Taliyah Rivera is a senior at Mallard Creek High School. She says she instantly texted her younger sister who is also a student at Mallard Creek.

“It was very scary,” Rivera said.

Lavaina Dudley couldn’t help but panic after hearing the school was placed on lockdown.

“You just never know what to expect when your child leaves you but you expect when they go to school for them to be safe,” Dudley said.

Cher Khan is a junior at Mallard Creek. He was in the hallway when he says the massive brawl happened.

“We just came down to the second floor and then all of a sudden a fight breaks [out.] I don’t want to be involved in these kinds of stuff, I saw it and I just walked off.”

Khan says fights in school are even more dangerous for innocent bystanders who could get injured too.

“When one fight happens everybody wants to get involved so it’s just people jumping everywhere, and then you could accidentally get hit,” Khan said.

Rivera said she doesn’t understand why students are bringing their issues to school and putting other students in danger.

“It’s people who want to go home to their families, parents who want to see their kids get off the bus, they want to see their kids get in the car, they want to see their smile. What’s the reason? You’re so angry, whatever reason that you want to fight, why do that at a place that’s meant to be safe for you to get your education,” Rivera said.

[CMPD: Fights broken up, weapons seized during first three days of school year]

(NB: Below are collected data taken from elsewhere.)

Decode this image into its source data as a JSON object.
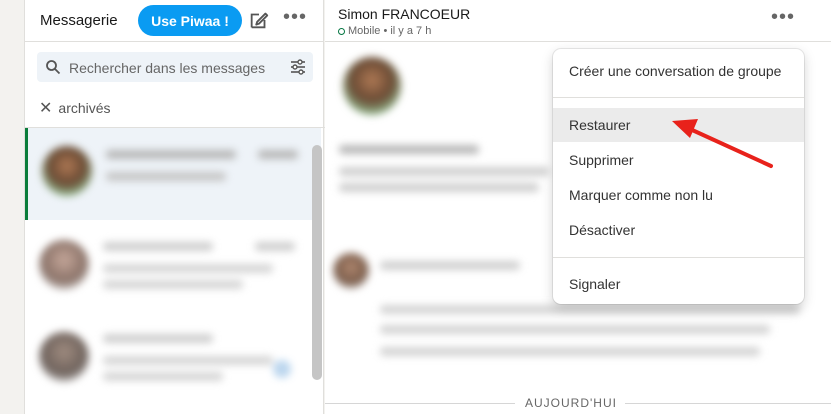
{
  "left_panel": {
    "title": "Messagerie",
    "piwaa_button": "Use Piwaa !",
    "search_placeholder": "Rechercher dans les messages",
    "archived_label": "archivés"
  },
  "conversation": {
    "name": "Simon FRANCOEUR",
    "status": "Mobile • il y a 7 h",
    "day_separator": "AUJOURD'HUI"
  },
  "menu": {
    "items": [
      "Créer une conversation de groupe",
      "Restaurer",
      "Supprimer",
      "Marquer comme non lu",
      "Désactiver",
      "Signaler"
    ],
    "highlighted": "Restaurer"
  },
  "colors": {
    "accent": "#0a9bf2",
    "online": "#057642",
    "arrow": "#e8221b"
  }
}
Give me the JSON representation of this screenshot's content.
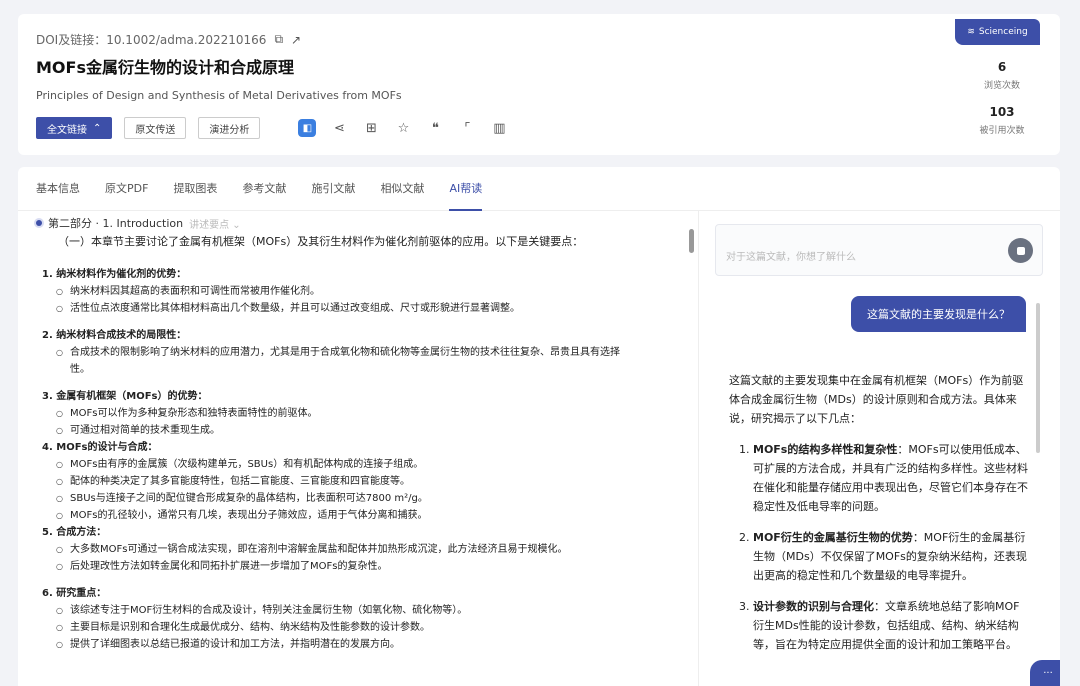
{
  "header": {
    "doi": "DOI及链接：10.1002/adma.202210166",
    "title": "MOFs金属衍生物的设计和合成原理",
    "subtitle": "Principles of Design and Synthesis of Metal Derivatives from MOFs",
    "badge": "Scienceing"
  },
  "actions": {
    "fulltext": "全文链接",
    "original": "原文传送",
    "analysis": "演进分析"
  },
  "stats": [
    {
      "value": "6",
      "label": "浏览次数"
    },
    {
      "value": "103",
      "label": "被引用次数"
    }
  ],
  "tabs": [
    "基本信息",
    "原文PDF",
    "提取图表",
    "参考文献",
    "施引文献",
    "相似文献",
    "AI帮读"
  ],
  "left": {
    "section": "第二部分 · 1. Introduction",
    "section_hint": "讲述要点",
    "intro": "（一）本章节主要讨论了金属有机框架（MOFs）及其衍生材料作为催化剂前驱体的应用。以下是关键要点：",
    "groups": [
      {
        "title": "1. 纳米材料作为催化剂的优势：",
        "bullets": [
          "纳米材料因其超高的表面积和可调性而常被用作催化剂。",
          "活性位点浓度通常比其体相材料高出几个数量级，并且可以通过改变组成、尺寸或形貌进行显著调整。"
        ]
      },
      {
        "title": "2. 纳米材料合成技术的局限性：",
        "bullets": [
          "合成技术的限制影响了纳米材料的应用潜力，尤其是用于合成氧化物和硫化物等金属衍生物的技术往往复杂、昂贵且具有选择",
          "性。"
        ]
      },
      {
        "title": "3. 金属有机框架（MOFs）的优势：",
        "bullets": [
          "MOFs可以作为多种复杂形态和独特表面特性的前驱体。",
          "可通过相对简单的技术重现生成。"
        ]
      },
      {
        "title": "4. MOFs的设计与合成：",
        "bullets": [
          "MOFs由有序的金属簇（次级构建单元，SBUs）和有机配体构成的连接子组成。",
          "配体的种类决定了其多官能度特性，包括二官能度、三官能度和四官能度等。",
          "SBUs与连接子之间的配位键合形成复杂的晶体结构，比表面积可达7800 m²/g。",
          "MOFs的孔径较小，通常只有几埃，表现出分子筛效应，适用于气体分离和捕获。"
        ]
      },
      {
        "title": "5. 合成方法：",
        "bullets": [
          "大多数MOFs可通过一锅合成法实现，即在溶剂中溶解金属盐和配体并加热形成沉淀，此方法经济且易于规模化。",
          "后处理改性方法如转金属化和同拓扑扩展进一步增加了MOFs的复杂性。"
        ]
      },
      {
        "title": "6. 研究重点：",
        "bullets": [
          "该综述专注于MOF衍生材料的合成及设计，特别关注金属衍生物（如氧化物、硫化物等）。",
          "主要目标是识别和合理化生成最优成分、结构、纳米结构及性能参数的设计参数。",
          "提供了详细图表以总结已报道的设计和加工方法，并指明潜在的发展方向。"
        ]
      }
    ]
  },
  "right": {
    "ask_placeholder": "对于这篇文献，你想了解什么",
    "question": "这篇文献的主要发现是什么？",
    "answer_intro": "这篇文献的主要发现集中在金属有机框架（MOFs）作为前驱体合成金属衍生物（MDs）的设计原则和合成方法。具体来说，研究揭示了以下几点：",
    "answer_items": [
      {
        "num": "1.",
        "title": "MOFs的结构多样性和复杂性",
        "text": "：MOFs可以使用低成本、可扩展的方法合成，并具有广泛的结构多样性。这些材料在催化和能量存储应用中表现出色，尽管它们本身存在不稳定性及低电导率的问题。"
      },
      {
        "num": "2.",
        "title": "MOF衍生的金属基衍生物的优势",
        "text": "：MOF衍生的金属基衍生物（MDs）不仅保留了MOFs的复杂纳米结构，还表现出更高的稳定性和几个数量级的电导率提升。"
      },
      {
        "num": "3.",
        "title": "设计参数的识别与合理化",
        "text": "：文章系统地总结了影响MOF衍生MDs性能的设计参数，包括组成、结构、纳米结构等，旨在为特定应用提供全面的设计和加工策略平台。"
      }
    ]
  }
}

Principal Dean told parents the school was on a modified lockdown for the remainder of the afternoon before students were released prior to 2:15 p.m.

Dudley isn’t excusing the violence but says it’s sad to see students face charges and expulsion - knowing their future is forever changed. She says they need more intervention.

“I wouldn’t necessarily say getting rid of them is going to be the answer because what they do is they get rid of them and they go to Turning Point [Academy],” Dudley said. “Now you got all of these kids in one school found the same thing over and over and it’s a system that fails them as well.”

Turning Point Academy is a CMS school focused on redirecting student behavior through positive programs.

Dudley says CMS should consider requiring conflict resolution and anger management courses for all students.

“Before they go to Turning Point CMS offers a class that does anti-bullying. It talks about anger issues, mediation, why not offer those types of programs or those types of things in class,” Dudley said.

Ollie Davis has three grandchildren at Mallard Creek. She says additional safety measures such as metal detectors would be helpful but says the school system should also do more conflict resolution programs.

“Metal detectors, yes to keep out the guns but we should still have that freedom to come and feel comfortable within our school system that’s all I want to see. I want to see togetherness, I want to see programs focused on the positive,” Davis said.

Davis says there needs to be more parent and community intervention.

“It’s time out for this mess. It’s time out and it all starts at home,” Davis said.

The principal sent out this message to parents:

Good afternoon Mallard Creek families,

This is Principal Dean with an important message. A series of fights broke out this morning, and our school went on lockdown. Law enforcement was called to ensure the safety and security of our students. We are currently on a modified lockdown and lunch is in process as we investigate these incidents. This is unacceptable behavior and a violation of the Code of Student Conduct. Students who violate the code will be disciplined accordingly.

I am committed to providing a safe and positive high school experience for our students. Thank you to our students and parents who partner with us to make Mallard Creek a great place to work and learn.

The incident is still being investigated and more information will be released.